Non perché i nostri non siano in gamba, ma semplicemente perché i loro exploit in rapporto all’esiguità del movimento golfistico italiano risultano, appunto, miracolosi. L’errore è considerare i miracoli un diritto acquisito. Sono stati un prodigio le tre Ryder di Costantino Rocca, pietra miliare del nostro golf, e le due consecutive di Francesco Molinari (una, storica, in tandem con Edoardo). Non si può storcere il naso se la serie-prodigio s’interrompe, peraltro con ottime probabilità di riprendere, visto che, pur in una stagione minore, Chicco è arrivato a sfiorare la convocazione e, quasi a ogni uscita, Edoardo ha dimostrato di aver assorbito i postumi non di uno ma di due interventi chirurgici al polso. Matteo Manassero è arrivato sul tetto d’Europa a Wentworth 2013, vincendo qualcosa come quattro tornei prima dei vent’anni. Poi s’è trovato a fronteggiare la prima crisi di una carriera tutta in ascesa, che non aveva fin lì conosciuto la minima pausa. È bastato questo a far deflagrare l’ipercritica, specie in quella piazza senza ritegno che è spesso il web dove, in ossequio al principio “uno vale uno”, il parere di un 36 di handicap (con tutto il rispetto) vale quanto l’opinione di un Leadbetter.

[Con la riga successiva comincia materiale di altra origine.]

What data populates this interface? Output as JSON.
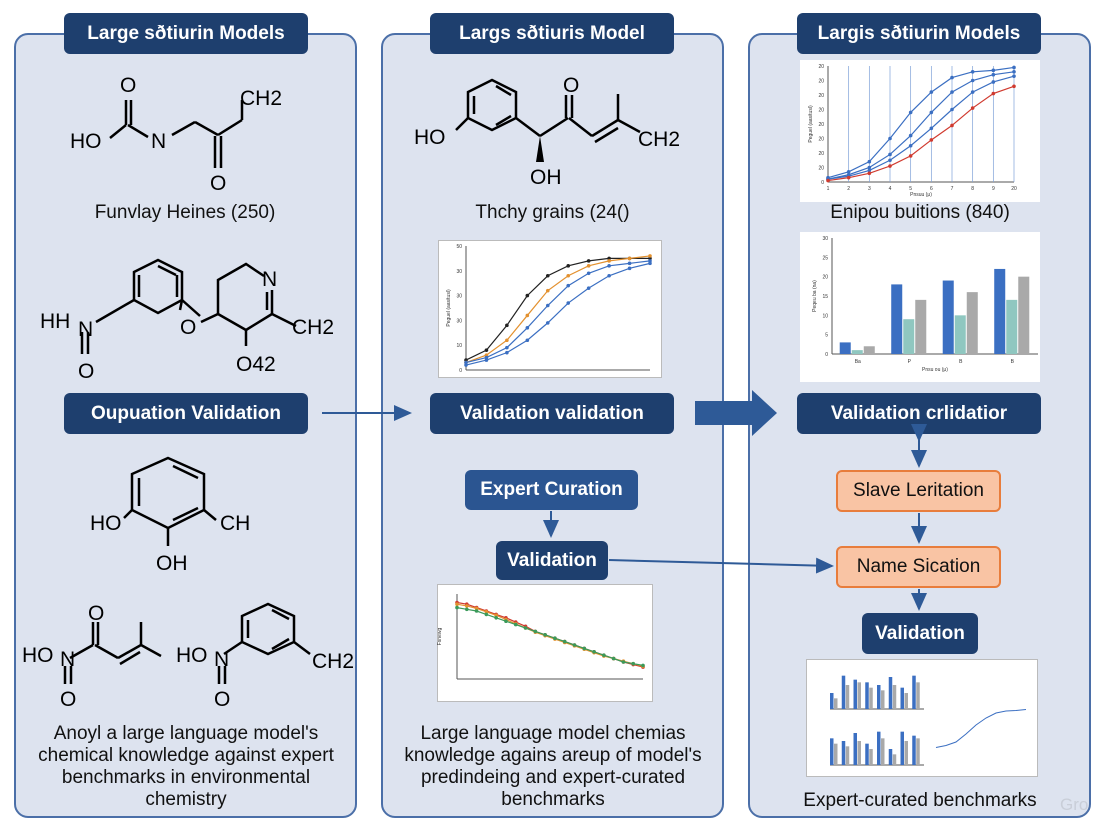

Non a caso la Cover Story di questo nostro numero di fine anno è dedicata proprio a Matteo e al suo delicato momento. Momento che, singolarmente, coincide con l’irresistibile ascesa di Renato Paratore (col quale Matteo intrattiene un rapporto fraterno), culminata nel terzo posto alla Qualifying School che l’ha trionfalmente introdotto alla carriera professionistica, dopo aver addirittura sfiorato la vittoria, sfumata solo per un leggero calo nelle ultime cinque delle 108 buche su cui si articola la durissima prova di accesso al Tour Europeo. Anche il suo exploit, che fa seguito alla vittoria nell’Orange Bowl 2013 e alle prime Olimpiadi giovanili di Pechino, ci deve convincere che, in questi ultimi tempi, siamo stati un po’ viziati. Questo non significa rinunciare ai sogni, ma rendersi conto di aver ricevuto più di quanto fosse logico attendersi: e gustarsi, quando ci sarà (perché ci sarà), il ritorno ai vertici dei nostri campioni, mentre con Paratore, Pavan e Tadini, la “Nazionale” sul Tour Europeo torna ad annoverare sette giocatori. Sapendo, però, che sempre di miracolo si tratta: altri Paesi europei, golfisticamente ben più strutturati di noi, si son dovuti accontentare di molto meno per tanto tempo, come la Francia (esplicite, al riguardo, le considerazioni di Grappasonni in questo numero).

E la Francia, a proposito, prossima sede europea di Ryder nel 2018, ci riporta alla Coppa e a quella che abbiamo battezzato la “pazza idea” del presidente Chimenti: ovvero la candidatura di Roma per il 2022. Anche qui si è esercitato abbondantemente il disfattismo. Intendiamoci: è un tentativo ai confini della realtà (una pazza idea, appunto) e ci torniamo nelle prossime pagine, anche attraverso le valutazioni critiche degli analisti inglesi. Ma la sfida è suggestiva e il tentativo è serio anche se l’esito, ovviamente, incerto. Ricordate il motto “Italians do it better”? Ecco, per ispirar fiducia negli altri, bisogna quantomeno avere un po’ di fiducia in se stessi. E dove sta scritto che “Italians do it better” solo in un certo stuzzicante campo? Ammesso che, in quel senso, sia mai stato vero.

Quindi, diamoci un po’ di fiducia, anche nel nostro piccolo ma promettente ambito, mentre tutto intorno s’addensa il pessimismo. E allora Buone Feste e Buon 2015, amici lettori. Alla ripresa, fra l’altro, troverete un magazine ancora rinnovato, pronto ad accompagnarvi in un’altra stagione di golf. L’inverno ha questo di bello: che finisce e annuncia la primavera, col ritorno a pieno regime del Golf. E, ovviamente, di Golf Today.